Butter Chicken Biryani given on social in Delhi
The most suitable butter chicken survives, and develops – in a new format from retro bread. While the Monkey Bar boasts of a Butter Chicken Khichri, complete with pickles, papad, Concussed Tomato et al (Khichri K Five Years), Delhi Socials rejoice with their Butter Chicken Biryani. “We wanted to change the example of butter chicken and a loaf of bread, so we decided to play with a rice layout. After a trial of about a hundred meals, we arrived at Butter Chicken Biryani; It has become a favorite, “said Gaurav Gidwani, chief chef at the restaurant.
The origin of the Butter Chicken (the original, for which Delhi throbs its heart, Horset or otherwise) is intimately linked to the evolution of another standby, tandoori chicken. The latter was nurtured in Peshawar, when Kundan Lal Gujral, a young chef-restaurant owner, under the direction of his older mentor, tried to create a light alternative to tasty but feverish korma and terribly oily curries that caused such a disaster in his respectable interior. Gujral’s brilliant idea was to stick the marinated pieces of chicken in the oven, which used to be used only for bread, to make a gravy-streaked dish without gastric gravitas.
Thus the tandoori chicken was born and the future of the snacks-when-drink culture of northern India was secured. Decades later, when Gujral was building a new restaurant in post-partition Dariaganj, Moti Mahal happened, complete with an oven that would seal his fortune. At that time Kundan Lal had to innovate again to avoid wastage due to refrigeration facilities or lack of it, especially the soft, temperamental tikkas. He assumed that a tomato gravy, glazed in butter and cream, would act as a preservative for his providence and serve it that way. The rest was a Punjabi Veni, VD, VC.

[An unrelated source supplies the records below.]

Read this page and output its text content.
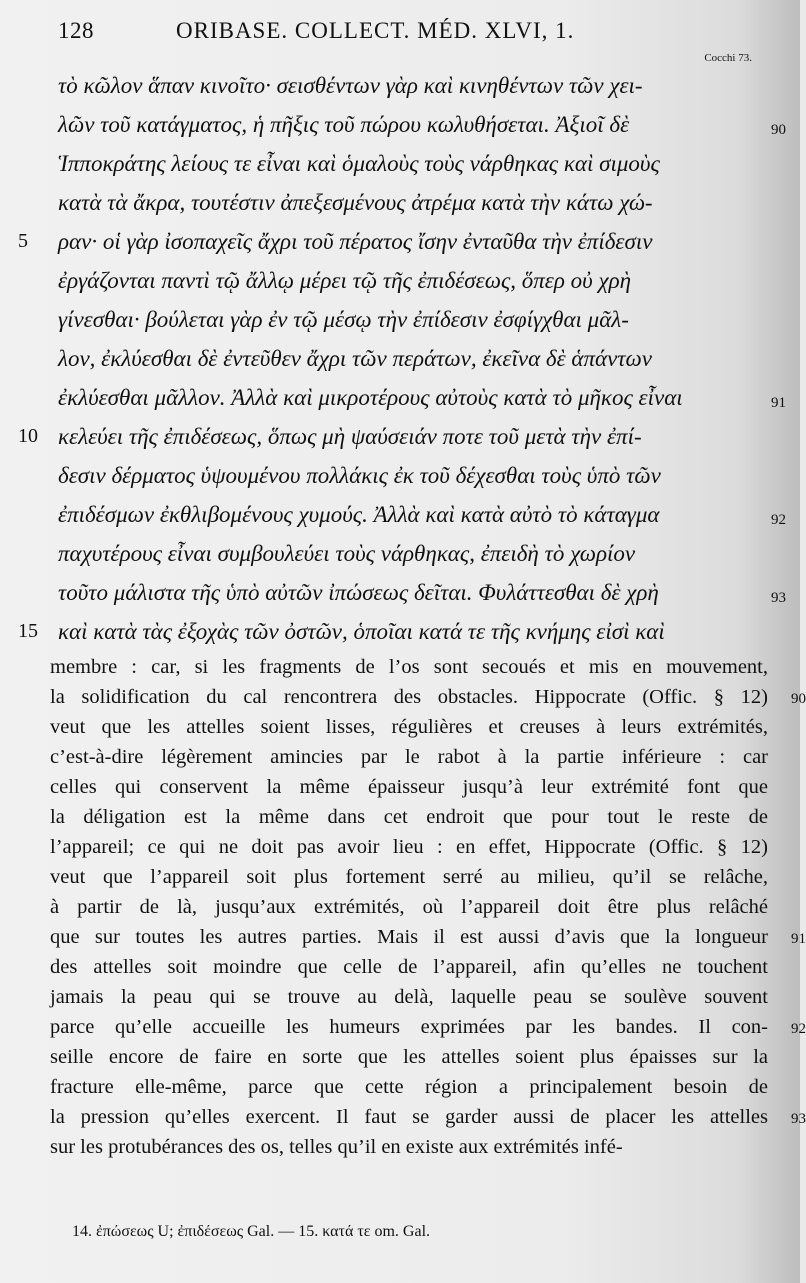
128	ORIBASE. COLLECT. MÉD. XLVI, 1.
Cocchi 73.
τὸ κῶλον ἅπαν κινοῖτο· σεισθέντων γὰρ καὶ κινηθέντων τῶν χει-
λῶν τοῦ κατάγματος, ἡ πῆξις τοῦ πώρου κωλυθήσεται. Ἀξιοῖ δὲ	90
Ἱπποκράτης λείους τε εἶναι καὶ ὁμαλοὺς τοὺς νάρθηκας καὶ σιμοὺς
κατὰ τὰ ἄκρα, τουτέστιν ἀπεξεσμένους ἀτρέμα κατὰ τὴν κάτω χώ-
ραν· οἱ γὰρ ἰσοπαχεῖς ἄχρι τοῦ πέρατος ἴσην ἐνταῦθα τὴν ἐπίδεσιν
5
ἐργάζονται παντὶ τῷ ἄλλῳ μέρει τῷ τῆς ἐπιδέσεως, ὅπερ οὐ χρὴ
γίνεσθαι· βούλεται γὰρ ἐν τῷ μέσῳ τὴν ἐπίδεσιν ἐσφίγχθαι μᾶλ-
λον, ἐκλύεσθαι δὲ ἐντεῦθεν ἄχρι τῶν περάτων, ἐκεῖνα δὲ ἁπάντων
ἐκλύεσθαι μᾶλλον. Ἀλλὰ καὶ μικροτέρους αὐτοὺς κατὰ τὸ μῆκος εἶναι	91
κελεύει τῆς ἐπιδέσεως, ὅπως μὴ ψαύσειάν ποτε τοῦ μετὰ τὴν ἐπί-
10
δεσιν δέρματος ὑψουμένου πολλάκις ἐκ τοῦ δέχεσθαι τοὺς ὑπὸ τῶν
ἐπιδέσμων ἐκθλιβομένους χυμούς. Ἀλλὰ καὶ κατὰ αὐτὸ τὸ κάταγμα	92
παχυτέρους εἶναι συμβουλεύει τοὺς νάρθηκας, ἐπειδὴ τὸ χωρίον
τοῦτο μάλιστα τῆς ὑπὸ αὐτῶν ἰπώσεως δεῖται. Φυλάττεσθαι δὲ χρὴ	93
καὶ κατὰ τὰς ἐξοχὰς τῶν ὀστῶν, ὁποῖαι κατά τε τῆς κνήμης εἰσὶ καὶ
15
membre : car, si les fragments de l’os sont secoués et mis en mouvement,
la solidification du cal rencontrera des obstacles. Hippocrate (Offic. § 12) 90
veut que les attelles soient lisses, régulières et creuses à leurs extrémités,
c’est-à-dire légèrement amincies par le rabot à la partie inférieure : car
celles qui conservent la même épaisseur jusqu’à leur extrémité font que
la déligation est la même dans cet endroit que pour tout le reste de
l’appareil; ce qui ne doit pas avoir lieu : en effet, Hippocrate (Offic. § 12)
veut que l’appareil soit plus fortement serré au milieu, qu’il se relâche,
à partir de là, jusqu’aux extrémités, où l’appareil doit être plus relâché
que sur toutes les autres parties. Mais il est aussi d’avis que la longueur 91
des attelles soit moindre que celle de l’appareil, afin qu’elles ne touchent
jamais la peau qui se trouve au delà, laquelle peau se soulève souvent
parce qu’elle accueille les humeurs exprimées par les bandes. Il con- 92
seille encore de faire en sorte que les attelles soient plus épaisses sur la
fracture elle-même, parce que cette région a principalement besoin de
la pression qu’elles exercent. Il faut se garder aussi de placer les attelles 93
sur les protubérances des os, telles qu’il en existe aux extrémités infé-
14. ἐπώσεως U; ἐπιδέσεως Gal. — 15. κατά τε om. Gal.
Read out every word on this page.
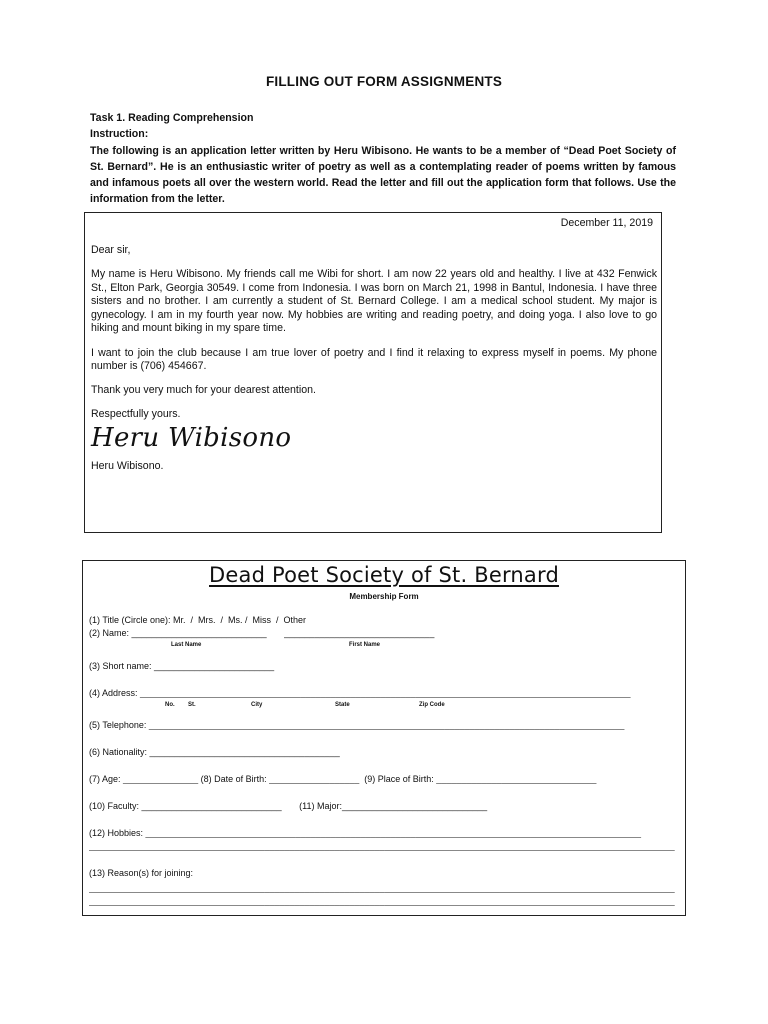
FILLING OUT FORM ASSIGNMENTS
Task 1. Reading Comprehension
Instruction:
The following is an application letter written by Heru Wibisono. He wants to be a member of “Dead Poet Society of St. Bernard”. He is an enthusiastic writer of poetry as well as a contemplating reader of poems written by famous and infamous poets all over the western world. Read the letter and fill out the application form that follows. Use the information from the letter.
December 11, 2019

Dear sir,

My name is Heru Wibisono. My friends call me Wibi for short. I am now 22 years old and healthy. I live at 432 Fenwick St., Elton Park, Georgia 30549. I come from Indonesia. I was born on March 21, 1998 in Bantul, Indonesia. I have three sisters and no brother. I am currently a student of St. Bernard College. I am a medical school student. My major is gynecology. I am in my fourth year now. My hobbies are writing and reading poetry, and doing yoga. I also love to go hiking and mount biking in my spare time.

I want to join the club because I am true lover of poetry and I find it relaxing to express myself in poems. My phone number is (706) 454667.

Thank you very much for your dearest attention.

Respectfully yours.

Heru Wibisono

Heru Wibisono.

Dead Poet Society of St. Bernard
Membership Form
(1) Title (Circle one): Mr.  /  Mrs.  /  Ms. /  Miss  /  Other
(2) Name: ___________________________       ______________________________
Last Name	First Name
(3) Short name: ________________________
(4) Address: __________________________________________________________________________________________________
No. St.	City	State	Zip Code
(5) Telephone: _______________________________________________________________________________________________
(6) Nationality: ______________________________________
(7) Age: _______________ (8) Date of Birth: __________________  (9) Place of Birth: ________________________________
(10) Faculty: ____________________________       (11) Major:_____________________________
(12) Hobbies: ___________________________________________________________________________________________________
_____________________________________________________________________________________________________________________
(13) Reason(s) for joining:
_____________________________________________________________________________________________________________________
_____________________________________________________________________________________________________________________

The first Moti Mahal was established in 1950 in Dariaganj.
Since then, Gujrals have become the first family of chickens in the subcontinent. “It’s funny. I meet chefs and restaurants who admit to copying Moti Mahal recipes without hesitation but still don’t understand it properly. This is why we never considered patenting the recipe. I can do that and the next guy adds two teaspoons of salt instead of one and a half, making it his own. I am proud to be part of the legacy that made the dish and its impact on the Indian food scene. Everyone knows Kundan Lal. That’s enough, ”says Manish, Gujral’s grandson, who has turned Moti Mahal into an international entity, operating from India to the Middle East to the United States in 100 outlets around the world েস্ট Best Selling Items Across the Continent? Butter Chicken, More
A series where we describe a dish that speaks to a city.